В дверь осторожно протиснулся пожилой писарь с коротко остриженными седыми волосами. Увидев офицерское сборище, он нерешительно замер на пороге.

– Чего тебе надобно? – деловито осведомился Петельчиц, давно уже признанный всеми обер-офицерами за старшего благодаря уму и воспитанию.

– Мне бы господина поручика фон Гофена, вашблагородь, – помявшись, сообщил писарь. – Тута ли он?

– Говори смело, я фон Гофен, – сказал я, продолжая восседать на подоконнике.

– Вас к себе их высокородие подполковник Бирон спрашивают. Велели разыскать и передать, чтобы явились к нему немедля.

– Ступай. Сейчас буду.

Я спрыгнул на пол и, извинившись перед офицерским обществом, пошёл к кабинету командира полка. Интересно, что Бирону от меня понадобилось?

Подполковник сидел в одиночестве и время от времени, макая гусиным пером в чернильницу, что-то писал. Я поздоровался и стал навытяжку.

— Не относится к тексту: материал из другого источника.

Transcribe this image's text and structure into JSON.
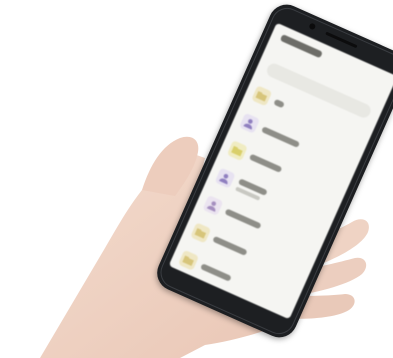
{
  "scene": {
    "background": "#ffffff",
    "skin_color": "#f1d6c8",
    "skin_shadow": "#e0bfb0",
    "phone_color": "#1d1f22"
  },
  "phone_app": {
    "rows": [
      {
        "icon": "folder-icon",
        "icon_color": "#d7c57a"
      },
      {
        "icon": "person-icon",
        "icon_color": "#8f7fbf"
      },
      {
        "icon": "folder-icon",
        "icon_color": "#d9cf6a"
      },
      {
        "icon": "person-icon",
        "icon_color": "#8f7fbf"
      },
      {
        "icon": "person-icon",
        "icon_color": "#a58fbf"
      },
      {
        "icon": "folder-icon",
        "icon_color": "#d7c57a"
      },
      {
        "icon": "folder-icon",
        "icon_color": "#d7c57a"
      }
    ]
  }
}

– Проходите, барон. Пришли бумаги о вашем новом назначении.

– Меня что, опять куда-то посылают? – расстроился я.

– С чего вы так решили? – изумился Бирон. – Думаете, я бы отпустил вас? Нет, просто императрица подписала указ о перемене чинов. С этого дня вы будете полковым адъютантом, вот и всего.

– А прежний адъютант, Василий Александрович… С ним-то что?

– Нащокин пожалован в чин капитан-поручика и приставлен к третьей роте заместо Басмецова.

Я вспомнил прежнего ротного, которого по приказу Ушакова специально свёл с подозрительным ростовщиком-итальянцем Пандульфи. Видимо Басмецов нарочно отстранён от командования ротой и по-прежнему вовлечён в только одному генерал-аншефу ведомую шпионскую игру.

– А вы, барон, теперь будете беспрерывно состоять при моей особе, – доверительно произнёс Бирон. – И мы с вами хорошенько подумаем, как претворить то, о чём раньше вели нашу беседу.

Он с торжественным видом достал из шкафа и бросил на стол мои альбомы. Получается, зря я на него наговаривал.